Linking local admin account to Intune / AD

Copper Contributor

Hello, 

 

We are in the process of setting up Intune for our organisation and are working on designing the process for enrolling each user's device. Currently, each users' account is set up as a local admin account, and ideally we would find some way to link this to their AD account in intune. 

 

Does anyone know how to accomplish this? Simply enrolling the device via company portal doesn't connect the account it was enrolled from.

 

Thanks in advanced

8 Replies

Hi @Louis_H440,

To link a local admin account to an AD account in Intune, you can use the following steps:

  1. Create a new user account in Azure AD for the local admin account. The user account must have the same username and password as the local admin account.
  2. Enable Azure AD Connect to synchronize the new user account to your on-premises Active Directory.
  3. Once the user account has been synchronized, you can enroll the device in Intune using the company portal.
  4. When the device is enrolled, Intune will create a new user account on the device using the Azure AD user account.
  5. Intune will also add the Azure AD user account to the local administrators group on the device.

Once the device is enrolled and the user account is linked to the AD account, the user will be able to log in to the device using their Azure AD credentials and will have local administrator privileges on the device.

Here are some additional things to keep in mind:

  • You can also use the Microsoft Endpoint Manager Admin Center to link a local admin account to an AD account. To do this, go to Devices > All devices > [Device name] > Account. Under Local admin account, click Link to Azure AD account.
  • If you are using a hybrid Azure AD environment, you must make sure that Azure AD Connect is configured to synchronize user accounts from your on-premises Active Directory to Azure AD.
  • Once a user account is linked to an AD account, the user cannot log in to the device using a local admin account.

    Here are some useful links you can use:
  • Manage local administrators for Azure AD joined devices: https://learn.microsoft.com/en-us/azure/active-directory/devices/assign-local-admin
  • Link a local admin account to an Azure AD account in Intune: https://learn.microsoft.com/en-us/azure/active-directory/devices/assign-local-admin


    Please click Mark as Best Response & Like if my post helped you to solve your issue.
    This will help others to find the correct solution easily. It also closes the item.


    If the post was useful in other ways, please consider giving it Like.


    Kindest regards,


    Leon Pavesic

Thanks for the quick response, @LeonPavesic! I'll test the process and get back to you.

wait a sec.. "Enable Azure AD Connect to synchronize the new user account to your on-premises Active Directory." can AAD Connect sync a cloud-only user back to on-prem ?
so the process of Azure AD connect works only from on-premises to cloud. Whilst it is capable of things like password write back and device writeback, you cannot create users in Azure AD and sync them back to on-premises AD

Hi @Abdullah_Ollivierre and @Louis_H440,

@Abdullah_Ollivierre  you are right, there is no way to link an existing local admin account to an AD account in Intune without using a third-party solution, unless you have an on-premises Active Directory environment and you can use Azure AD Connect to synchronize the local admin account to Azure AD (on-prem to cloud)

If you do not have an on-premises Active Directory environment, or if you do not want to use Azure AD Connect, then you will need to use a third-party tool to link the local admin account to the AD account.

Please click Mark as Best Response & Like if my post helped you to solve your issue.
This will help others to find the correct solution easily.

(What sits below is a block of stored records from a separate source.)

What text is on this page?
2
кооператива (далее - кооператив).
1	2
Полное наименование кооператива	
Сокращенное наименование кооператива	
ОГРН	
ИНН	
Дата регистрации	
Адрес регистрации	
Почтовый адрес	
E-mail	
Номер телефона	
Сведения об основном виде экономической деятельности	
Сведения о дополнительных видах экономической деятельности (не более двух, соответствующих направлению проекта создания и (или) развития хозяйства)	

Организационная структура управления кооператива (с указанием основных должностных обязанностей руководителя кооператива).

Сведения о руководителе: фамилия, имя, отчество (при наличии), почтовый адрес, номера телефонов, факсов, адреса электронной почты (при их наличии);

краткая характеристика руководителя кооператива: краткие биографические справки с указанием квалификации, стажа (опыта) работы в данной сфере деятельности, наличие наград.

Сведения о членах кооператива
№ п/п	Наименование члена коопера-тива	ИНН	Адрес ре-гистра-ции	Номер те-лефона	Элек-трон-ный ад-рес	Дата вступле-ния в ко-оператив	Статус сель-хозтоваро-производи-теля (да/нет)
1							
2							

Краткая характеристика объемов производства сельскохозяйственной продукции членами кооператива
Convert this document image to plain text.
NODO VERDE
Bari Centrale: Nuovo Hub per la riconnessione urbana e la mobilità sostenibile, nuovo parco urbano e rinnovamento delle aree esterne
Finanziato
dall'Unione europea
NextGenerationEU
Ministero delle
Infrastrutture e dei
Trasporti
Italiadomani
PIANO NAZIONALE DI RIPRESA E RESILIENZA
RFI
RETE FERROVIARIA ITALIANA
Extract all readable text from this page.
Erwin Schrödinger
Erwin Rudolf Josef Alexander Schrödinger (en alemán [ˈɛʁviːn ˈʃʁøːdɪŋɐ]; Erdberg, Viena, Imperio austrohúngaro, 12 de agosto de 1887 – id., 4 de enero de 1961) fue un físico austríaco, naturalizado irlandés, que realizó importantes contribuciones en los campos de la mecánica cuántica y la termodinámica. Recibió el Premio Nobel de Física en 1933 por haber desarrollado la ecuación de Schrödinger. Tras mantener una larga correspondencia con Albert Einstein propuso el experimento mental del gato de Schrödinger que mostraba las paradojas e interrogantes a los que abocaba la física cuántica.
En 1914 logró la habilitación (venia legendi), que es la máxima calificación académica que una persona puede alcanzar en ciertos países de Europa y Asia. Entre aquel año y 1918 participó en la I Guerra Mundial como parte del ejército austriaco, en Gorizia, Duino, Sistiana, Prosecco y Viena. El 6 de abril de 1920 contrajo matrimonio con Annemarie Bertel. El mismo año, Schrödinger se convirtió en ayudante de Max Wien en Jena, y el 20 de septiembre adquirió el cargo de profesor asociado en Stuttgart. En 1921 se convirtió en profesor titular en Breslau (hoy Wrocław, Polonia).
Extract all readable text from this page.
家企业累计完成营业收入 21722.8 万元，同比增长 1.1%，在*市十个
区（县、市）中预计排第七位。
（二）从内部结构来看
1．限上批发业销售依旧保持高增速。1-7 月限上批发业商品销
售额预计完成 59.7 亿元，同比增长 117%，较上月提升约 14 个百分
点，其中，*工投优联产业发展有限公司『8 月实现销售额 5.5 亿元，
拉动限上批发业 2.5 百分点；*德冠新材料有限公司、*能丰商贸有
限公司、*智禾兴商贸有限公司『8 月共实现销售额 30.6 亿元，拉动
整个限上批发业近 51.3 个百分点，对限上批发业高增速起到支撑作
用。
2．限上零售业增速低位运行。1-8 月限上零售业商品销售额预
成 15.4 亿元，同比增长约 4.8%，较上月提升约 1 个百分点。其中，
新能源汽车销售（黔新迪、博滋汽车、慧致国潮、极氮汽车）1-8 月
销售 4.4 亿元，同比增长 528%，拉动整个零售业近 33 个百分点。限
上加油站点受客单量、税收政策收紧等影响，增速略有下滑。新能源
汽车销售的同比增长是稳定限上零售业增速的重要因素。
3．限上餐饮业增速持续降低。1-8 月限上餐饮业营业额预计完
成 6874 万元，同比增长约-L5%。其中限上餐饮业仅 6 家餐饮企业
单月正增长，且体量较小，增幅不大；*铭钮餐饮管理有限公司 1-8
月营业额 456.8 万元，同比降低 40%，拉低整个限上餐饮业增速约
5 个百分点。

It also closes the item.


If the post was useful in other ways, please consider giving it Like.


Kindest regards,


Leon Pavesic

What is the rationale behind linking existing local admin account for enrolled device in the first place? Users should ideally not be given any admin privileges. If they need the elevation then consider using privilege management tools to do so.

@rahuljindal-MVP  Seems people are discussing several different scenarios in this thread. Our specific use case however is migrating from another MDM to Intune. When users' devices are deregistered from the old MDM their accounts are converted to local accounts on the machine.

 

As for a general reason you may want to allow users to have local admin accounts, small company with large proportion of developers who you want to allow some flexibility when it comes to the tools they use 

How are you migrating? As for the elevation of rights, there are multiple ways to address it. A couple of options that comes to my mind are Windows LAPS, EPM, Device admins based leveraging Entra ID roles + PIM, Account protection policies.